Нет, Хорстер — просто железный человек: ни нотки жалости в голосе. И лицо совершенно спокойно. Быстро же он справился с первым потрясением!
— Ну да, — убежденно кивает рыжий. — Отпрянул, потерял равновесие и упал…
— Разве? — взглядывает на него Хорстер. — А по-моему, он не упал, а подпрыгнул. Посмотрите сами: чтобы насадить себя на эту трубу, ему понадобилось подпрыгнуть как минимум на полметра!
— Какая кошмарная шутка! — бормочет кто-то рядом. И Марика, словно во сне, видит одну из тех старушек, над которыми она хихикала в метро. Старушка осторожно пробирается среди обломков стены, прижимая к себе саквояж, из которого торчат спицы. Голова ее все еще повязана платочком, а около подбородка по-прежнему торчит кусок губки. Старушка то ли забыла вытащить ее, то ли все еще боится ожога фосфорной бомбы. — Шутка из тех, за которые вы будете гореть в аду.

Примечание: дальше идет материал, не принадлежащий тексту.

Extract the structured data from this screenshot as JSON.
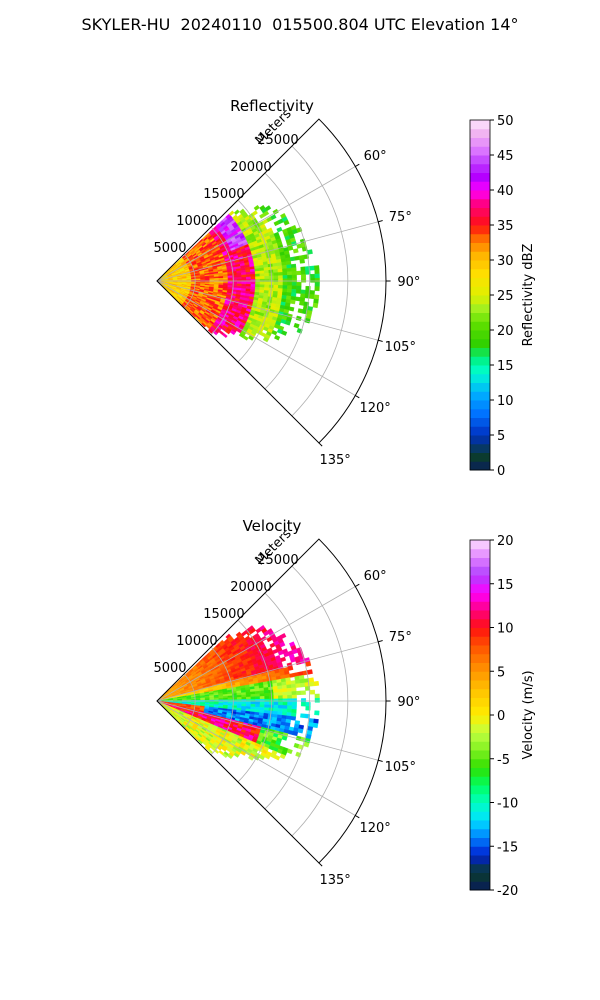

— Лети прочь, старая ворона! — с нескрываемой злобой рявкает Хорстер. — Тем паче что гореть в аду буду не я, а тот, кто убил этого несчастного!
«Кого он имеет в виду? — размышляет Марика. — Английского летчика, который сбросил бомбу, разрушившую дом? Бальдр говорил, что иногда различает сквозь пластиковый колпак кабины лицо томми,[8]
улыбается ему и видит его улыбку. Они приветствуют друг друга качанием крыльев, а потом выпускают пулеметные очереди в упор. И каждый раз, рассказывал Бальдр, провожая взглядом падающий чадящий самолет, в котором горит англичанин, он думает: «Прости, my friend, mein Freund, мой друг! Сегодня не повезло тебе, а завтра, может быть, настанет и мой час. Тогда мы с тобой встретимся в Валгалле[9] и выпьем за нашу боевую дружбу! Asta la vista!»— Да он сам, говорю же, он сам наткнулся на трубу! — убеждает рыжий. — Вы что, хотите сказать, я лгу?! — В голосе его звучит возмущение.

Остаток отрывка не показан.